Ingmar Bergmann. Affronter un visage. Rio de Janeiro : Nordique.
Ingmar Bergmann. Je filme en quattro. Sorrisi di uma notte d´estate. Le septième sceau. Il posta delle fragole. Je reviendrai. Turin : Einaudi.
Ingmar Bergmann. Imagerie. São Paulo : Martins Fontes, 2001.
Ingmar Bergmann. Lanterna Magica. Rio de Janeiro : Guanabara.
Ingmar Bergmann. La lanterne magique. Londres : Livres sur les pingouins.
Ingmar Bergmann. Les scénarios de mariage. Scènes d'un mariage. Face à face. sonate d'automne. New York: Livres du Panthéon.
Ingmar Bergman. vie de marionnette. Rio de Janeiro : Nordique.

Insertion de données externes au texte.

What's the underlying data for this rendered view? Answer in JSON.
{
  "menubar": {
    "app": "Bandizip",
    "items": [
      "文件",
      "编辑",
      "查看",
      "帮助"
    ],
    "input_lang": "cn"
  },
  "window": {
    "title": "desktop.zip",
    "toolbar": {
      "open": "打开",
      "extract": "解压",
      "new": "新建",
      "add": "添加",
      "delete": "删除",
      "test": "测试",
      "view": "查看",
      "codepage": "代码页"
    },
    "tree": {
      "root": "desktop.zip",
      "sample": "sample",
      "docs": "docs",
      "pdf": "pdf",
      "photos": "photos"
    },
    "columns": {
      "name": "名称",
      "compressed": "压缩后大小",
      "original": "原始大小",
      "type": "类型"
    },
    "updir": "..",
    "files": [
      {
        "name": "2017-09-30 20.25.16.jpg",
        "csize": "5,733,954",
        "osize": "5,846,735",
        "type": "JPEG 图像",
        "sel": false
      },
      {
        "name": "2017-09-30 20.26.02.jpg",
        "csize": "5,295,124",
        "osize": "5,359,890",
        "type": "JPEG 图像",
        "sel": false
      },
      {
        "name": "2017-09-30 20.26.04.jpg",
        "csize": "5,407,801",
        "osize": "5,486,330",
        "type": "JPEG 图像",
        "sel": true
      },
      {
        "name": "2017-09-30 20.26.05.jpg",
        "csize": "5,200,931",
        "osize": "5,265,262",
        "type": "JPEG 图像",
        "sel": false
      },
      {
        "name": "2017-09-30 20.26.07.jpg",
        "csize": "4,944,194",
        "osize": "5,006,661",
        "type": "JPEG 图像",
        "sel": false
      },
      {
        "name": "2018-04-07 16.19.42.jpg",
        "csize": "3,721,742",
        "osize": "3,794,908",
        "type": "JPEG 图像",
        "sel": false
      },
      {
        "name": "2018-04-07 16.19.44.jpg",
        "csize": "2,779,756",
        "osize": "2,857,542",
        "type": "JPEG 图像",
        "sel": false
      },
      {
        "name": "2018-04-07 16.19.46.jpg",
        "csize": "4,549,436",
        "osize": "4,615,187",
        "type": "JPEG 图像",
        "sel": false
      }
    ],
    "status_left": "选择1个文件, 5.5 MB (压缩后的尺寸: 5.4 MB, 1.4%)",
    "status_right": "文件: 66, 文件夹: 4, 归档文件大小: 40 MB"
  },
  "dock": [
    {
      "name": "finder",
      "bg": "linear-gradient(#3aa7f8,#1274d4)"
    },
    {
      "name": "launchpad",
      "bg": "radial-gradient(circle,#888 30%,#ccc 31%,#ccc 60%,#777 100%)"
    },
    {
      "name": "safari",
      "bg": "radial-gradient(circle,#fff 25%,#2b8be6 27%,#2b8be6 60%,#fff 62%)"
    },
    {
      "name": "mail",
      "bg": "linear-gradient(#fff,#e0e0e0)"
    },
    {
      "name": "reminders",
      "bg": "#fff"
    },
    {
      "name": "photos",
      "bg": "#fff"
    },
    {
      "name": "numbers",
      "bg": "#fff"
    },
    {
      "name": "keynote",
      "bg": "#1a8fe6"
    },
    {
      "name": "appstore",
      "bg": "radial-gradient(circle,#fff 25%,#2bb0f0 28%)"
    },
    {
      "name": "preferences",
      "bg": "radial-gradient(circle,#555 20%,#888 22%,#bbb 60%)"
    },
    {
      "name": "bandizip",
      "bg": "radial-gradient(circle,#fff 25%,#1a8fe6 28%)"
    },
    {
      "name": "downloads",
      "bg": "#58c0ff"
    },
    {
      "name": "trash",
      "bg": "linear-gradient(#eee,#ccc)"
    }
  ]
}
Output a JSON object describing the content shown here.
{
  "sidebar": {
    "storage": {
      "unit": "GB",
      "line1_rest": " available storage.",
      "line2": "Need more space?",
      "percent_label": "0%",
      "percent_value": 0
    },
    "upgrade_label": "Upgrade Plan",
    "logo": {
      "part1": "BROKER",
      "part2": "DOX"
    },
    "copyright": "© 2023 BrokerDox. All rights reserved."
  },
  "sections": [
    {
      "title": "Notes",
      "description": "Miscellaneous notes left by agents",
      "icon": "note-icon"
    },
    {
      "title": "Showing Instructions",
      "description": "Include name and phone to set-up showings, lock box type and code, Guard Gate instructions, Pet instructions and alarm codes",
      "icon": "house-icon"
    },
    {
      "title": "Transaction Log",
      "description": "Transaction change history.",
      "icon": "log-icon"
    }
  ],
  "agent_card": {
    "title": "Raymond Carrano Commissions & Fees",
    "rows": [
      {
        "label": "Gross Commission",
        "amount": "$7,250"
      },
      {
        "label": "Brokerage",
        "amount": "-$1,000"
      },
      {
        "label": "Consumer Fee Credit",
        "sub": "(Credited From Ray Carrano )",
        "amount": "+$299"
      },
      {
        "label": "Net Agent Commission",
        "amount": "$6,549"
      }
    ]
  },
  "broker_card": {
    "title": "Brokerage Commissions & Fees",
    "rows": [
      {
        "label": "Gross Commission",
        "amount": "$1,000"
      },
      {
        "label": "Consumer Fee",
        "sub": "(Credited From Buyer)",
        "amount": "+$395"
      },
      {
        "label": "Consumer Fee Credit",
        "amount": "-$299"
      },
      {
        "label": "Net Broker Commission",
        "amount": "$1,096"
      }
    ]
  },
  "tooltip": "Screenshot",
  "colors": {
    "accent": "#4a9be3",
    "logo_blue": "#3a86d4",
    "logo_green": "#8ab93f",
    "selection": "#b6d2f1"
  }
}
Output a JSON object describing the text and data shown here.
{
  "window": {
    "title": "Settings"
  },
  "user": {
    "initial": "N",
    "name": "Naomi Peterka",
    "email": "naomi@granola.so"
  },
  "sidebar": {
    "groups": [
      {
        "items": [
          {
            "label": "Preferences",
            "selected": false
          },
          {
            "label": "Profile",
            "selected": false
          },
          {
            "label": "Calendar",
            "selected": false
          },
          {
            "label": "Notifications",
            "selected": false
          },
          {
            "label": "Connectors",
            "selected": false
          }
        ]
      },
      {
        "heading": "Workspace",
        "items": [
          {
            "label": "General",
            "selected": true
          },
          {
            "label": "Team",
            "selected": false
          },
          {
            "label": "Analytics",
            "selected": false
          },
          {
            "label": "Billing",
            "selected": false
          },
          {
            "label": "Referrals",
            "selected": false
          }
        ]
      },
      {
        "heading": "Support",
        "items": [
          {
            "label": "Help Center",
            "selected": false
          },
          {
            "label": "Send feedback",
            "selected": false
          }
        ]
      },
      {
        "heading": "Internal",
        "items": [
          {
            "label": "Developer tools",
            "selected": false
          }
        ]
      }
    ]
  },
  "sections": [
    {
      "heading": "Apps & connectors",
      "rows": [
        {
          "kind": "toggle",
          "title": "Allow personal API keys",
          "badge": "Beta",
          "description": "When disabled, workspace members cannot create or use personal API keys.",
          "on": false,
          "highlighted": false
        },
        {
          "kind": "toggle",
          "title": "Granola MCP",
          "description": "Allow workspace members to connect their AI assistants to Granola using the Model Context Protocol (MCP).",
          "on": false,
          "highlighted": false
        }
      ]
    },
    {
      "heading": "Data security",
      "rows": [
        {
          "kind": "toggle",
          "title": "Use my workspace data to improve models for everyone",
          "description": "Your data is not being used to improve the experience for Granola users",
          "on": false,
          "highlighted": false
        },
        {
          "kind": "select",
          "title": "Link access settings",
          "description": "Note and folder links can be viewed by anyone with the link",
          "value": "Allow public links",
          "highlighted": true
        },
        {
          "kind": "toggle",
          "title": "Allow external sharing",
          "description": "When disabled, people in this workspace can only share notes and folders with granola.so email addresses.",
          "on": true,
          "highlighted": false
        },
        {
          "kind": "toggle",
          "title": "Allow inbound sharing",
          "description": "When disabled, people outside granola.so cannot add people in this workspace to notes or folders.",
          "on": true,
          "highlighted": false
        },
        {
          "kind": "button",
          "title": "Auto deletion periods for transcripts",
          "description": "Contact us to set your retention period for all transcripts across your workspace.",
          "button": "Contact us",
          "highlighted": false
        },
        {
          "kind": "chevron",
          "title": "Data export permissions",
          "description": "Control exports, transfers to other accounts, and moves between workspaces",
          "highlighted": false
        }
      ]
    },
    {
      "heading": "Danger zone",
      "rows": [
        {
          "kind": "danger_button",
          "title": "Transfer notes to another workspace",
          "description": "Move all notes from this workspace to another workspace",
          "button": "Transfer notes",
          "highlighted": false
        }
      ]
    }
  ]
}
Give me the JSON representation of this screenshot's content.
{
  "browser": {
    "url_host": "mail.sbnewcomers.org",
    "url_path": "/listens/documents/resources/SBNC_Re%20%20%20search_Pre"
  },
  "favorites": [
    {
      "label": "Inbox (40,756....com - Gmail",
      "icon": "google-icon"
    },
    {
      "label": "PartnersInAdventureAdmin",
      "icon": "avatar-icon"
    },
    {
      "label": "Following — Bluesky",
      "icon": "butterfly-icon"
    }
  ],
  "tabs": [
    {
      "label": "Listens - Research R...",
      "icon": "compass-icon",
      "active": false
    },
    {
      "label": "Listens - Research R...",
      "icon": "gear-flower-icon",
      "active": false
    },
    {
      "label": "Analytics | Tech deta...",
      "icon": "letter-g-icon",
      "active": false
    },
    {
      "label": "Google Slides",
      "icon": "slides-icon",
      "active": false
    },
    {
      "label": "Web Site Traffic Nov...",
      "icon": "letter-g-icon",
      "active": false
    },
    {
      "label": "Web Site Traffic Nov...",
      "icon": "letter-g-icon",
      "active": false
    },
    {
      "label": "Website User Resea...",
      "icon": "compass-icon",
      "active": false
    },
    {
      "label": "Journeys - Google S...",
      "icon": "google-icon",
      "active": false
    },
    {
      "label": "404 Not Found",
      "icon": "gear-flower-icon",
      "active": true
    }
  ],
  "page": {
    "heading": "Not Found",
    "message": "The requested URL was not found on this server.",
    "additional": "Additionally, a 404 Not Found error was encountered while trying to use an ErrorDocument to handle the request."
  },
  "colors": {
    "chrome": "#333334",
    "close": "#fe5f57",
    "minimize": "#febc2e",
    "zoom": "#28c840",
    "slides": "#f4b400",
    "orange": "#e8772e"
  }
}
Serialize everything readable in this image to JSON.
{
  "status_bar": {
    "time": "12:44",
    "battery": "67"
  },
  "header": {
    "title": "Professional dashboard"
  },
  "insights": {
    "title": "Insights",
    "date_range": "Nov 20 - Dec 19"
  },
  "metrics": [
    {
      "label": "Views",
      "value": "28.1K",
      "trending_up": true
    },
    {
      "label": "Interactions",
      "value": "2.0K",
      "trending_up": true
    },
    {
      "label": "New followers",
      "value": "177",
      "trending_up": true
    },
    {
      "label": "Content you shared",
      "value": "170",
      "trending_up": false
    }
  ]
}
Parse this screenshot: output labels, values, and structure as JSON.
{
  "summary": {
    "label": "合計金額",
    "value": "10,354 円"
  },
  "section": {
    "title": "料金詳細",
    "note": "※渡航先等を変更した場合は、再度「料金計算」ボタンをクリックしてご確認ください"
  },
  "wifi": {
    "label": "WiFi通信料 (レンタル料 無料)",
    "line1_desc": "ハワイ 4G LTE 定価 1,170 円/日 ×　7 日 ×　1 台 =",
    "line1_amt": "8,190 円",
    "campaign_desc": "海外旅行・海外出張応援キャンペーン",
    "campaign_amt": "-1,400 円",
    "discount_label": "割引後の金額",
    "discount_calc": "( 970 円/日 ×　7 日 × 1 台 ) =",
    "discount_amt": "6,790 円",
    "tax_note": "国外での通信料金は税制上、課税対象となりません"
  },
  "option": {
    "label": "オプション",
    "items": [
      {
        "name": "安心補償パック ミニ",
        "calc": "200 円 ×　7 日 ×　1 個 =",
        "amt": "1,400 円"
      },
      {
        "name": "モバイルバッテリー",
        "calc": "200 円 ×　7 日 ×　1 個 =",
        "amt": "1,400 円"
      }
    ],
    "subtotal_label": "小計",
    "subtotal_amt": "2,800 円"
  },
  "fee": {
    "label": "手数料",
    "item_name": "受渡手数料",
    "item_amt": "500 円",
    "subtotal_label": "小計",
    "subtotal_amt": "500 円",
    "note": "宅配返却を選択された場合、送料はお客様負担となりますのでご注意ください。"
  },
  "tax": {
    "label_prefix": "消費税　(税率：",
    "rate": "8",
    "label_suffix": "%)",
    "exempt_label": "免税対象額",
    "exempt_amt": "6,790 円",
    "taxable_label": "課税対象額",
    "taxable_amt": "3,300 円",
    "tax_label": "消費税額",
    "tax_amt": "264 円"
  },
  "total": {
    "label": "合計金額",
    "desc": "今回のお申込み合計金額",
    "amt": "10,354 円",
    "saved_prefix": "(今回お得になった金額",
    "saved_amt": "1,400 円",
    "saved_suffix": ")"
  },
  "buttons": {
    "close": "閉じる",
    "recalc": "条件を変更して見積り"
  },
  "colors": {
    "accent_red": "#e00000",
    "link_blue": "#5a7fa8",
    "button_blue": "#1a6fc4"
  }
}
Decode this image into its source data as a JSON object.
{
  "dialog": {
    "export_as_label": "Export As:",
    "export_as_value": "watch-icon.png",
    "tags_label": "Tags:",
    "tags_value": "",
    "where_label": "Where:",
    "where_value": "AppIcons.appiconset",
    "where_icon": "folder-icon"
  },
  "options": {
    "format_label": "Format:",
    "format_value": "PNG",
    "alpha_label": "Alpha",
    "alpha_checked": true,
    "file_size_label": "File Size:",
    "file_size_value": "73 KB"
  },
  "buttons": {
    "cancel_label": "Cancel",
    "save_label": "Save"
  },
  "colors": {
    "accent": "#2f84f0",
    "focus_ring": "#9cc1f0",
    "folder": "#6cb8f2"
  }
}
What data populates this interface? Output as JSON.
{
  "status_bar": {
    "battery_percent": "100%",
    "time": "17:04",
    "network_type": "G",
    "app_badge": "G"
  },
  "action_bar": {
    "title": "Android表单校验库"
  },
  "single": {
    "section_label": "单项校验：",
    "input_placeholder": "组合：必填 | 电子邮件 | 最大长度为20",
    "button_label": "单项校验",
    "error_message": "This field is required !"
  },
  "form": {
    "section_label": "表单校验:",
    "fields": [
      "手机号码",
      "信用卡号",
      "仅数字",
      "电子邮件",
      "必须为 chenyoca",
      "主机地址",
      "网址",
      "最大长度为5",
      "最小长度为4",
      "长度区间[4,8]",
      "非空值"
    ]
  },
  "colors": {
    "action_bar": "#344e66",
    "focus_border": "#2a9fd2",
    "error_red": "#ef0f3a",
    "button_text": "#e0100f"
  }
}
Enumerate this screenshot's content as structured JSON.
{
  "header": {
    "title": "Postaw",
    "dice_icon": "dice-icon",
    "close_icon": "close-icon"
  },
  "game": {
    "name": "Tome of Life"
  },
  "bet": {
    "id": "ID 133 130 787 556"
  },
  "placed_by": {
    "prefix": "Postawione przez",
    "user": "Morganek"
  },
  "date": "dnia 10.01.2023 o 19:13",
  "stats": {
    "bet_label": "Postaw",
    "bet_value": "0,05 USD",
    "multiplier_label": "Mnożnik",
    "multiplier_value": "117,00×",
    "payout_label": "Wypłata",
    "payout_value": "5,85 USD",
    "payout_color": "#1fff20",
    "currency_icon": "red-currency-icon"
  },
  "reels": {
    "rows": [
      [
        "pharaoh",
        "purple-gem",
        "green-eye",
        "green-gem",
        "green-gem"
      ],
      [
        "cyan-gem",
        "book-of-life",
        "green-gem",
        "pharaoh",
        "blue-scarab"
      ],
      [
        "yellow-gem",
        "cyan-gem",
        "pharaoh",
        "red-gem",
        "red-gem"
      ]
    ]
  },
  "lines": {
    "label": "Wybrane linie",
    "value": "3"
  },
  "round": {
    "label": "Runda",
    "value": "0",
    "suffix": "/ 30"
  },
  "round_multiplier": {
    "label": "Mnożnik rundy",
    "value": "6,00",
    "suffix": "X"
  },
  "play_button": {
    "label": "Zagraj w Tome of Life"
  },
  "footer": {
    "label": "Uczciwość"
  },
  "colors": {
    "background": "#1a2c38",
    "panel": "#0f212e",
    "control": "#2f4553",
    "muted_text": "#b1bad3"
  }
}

Carlos Armando. La Planète Bergman. Belo Horizonte : Atelier du livre.
David Outerbridge. Liv Ulmann sans faussetés. Rio de Janeiro : Nordique.
Jorn Donner. Les films d'Ingmar Bergman de Tourment à Toutes ces femmes. New York : Douvres
Liv Ulman. Options de. Rio de Janeiro : Nordique.
Liv Ulman. Changer. New York: Livres Bantam.
Stig Bjorkman et. Al. Le cinéma selon Bergman. Rio de Janeiro : Paz et Terra.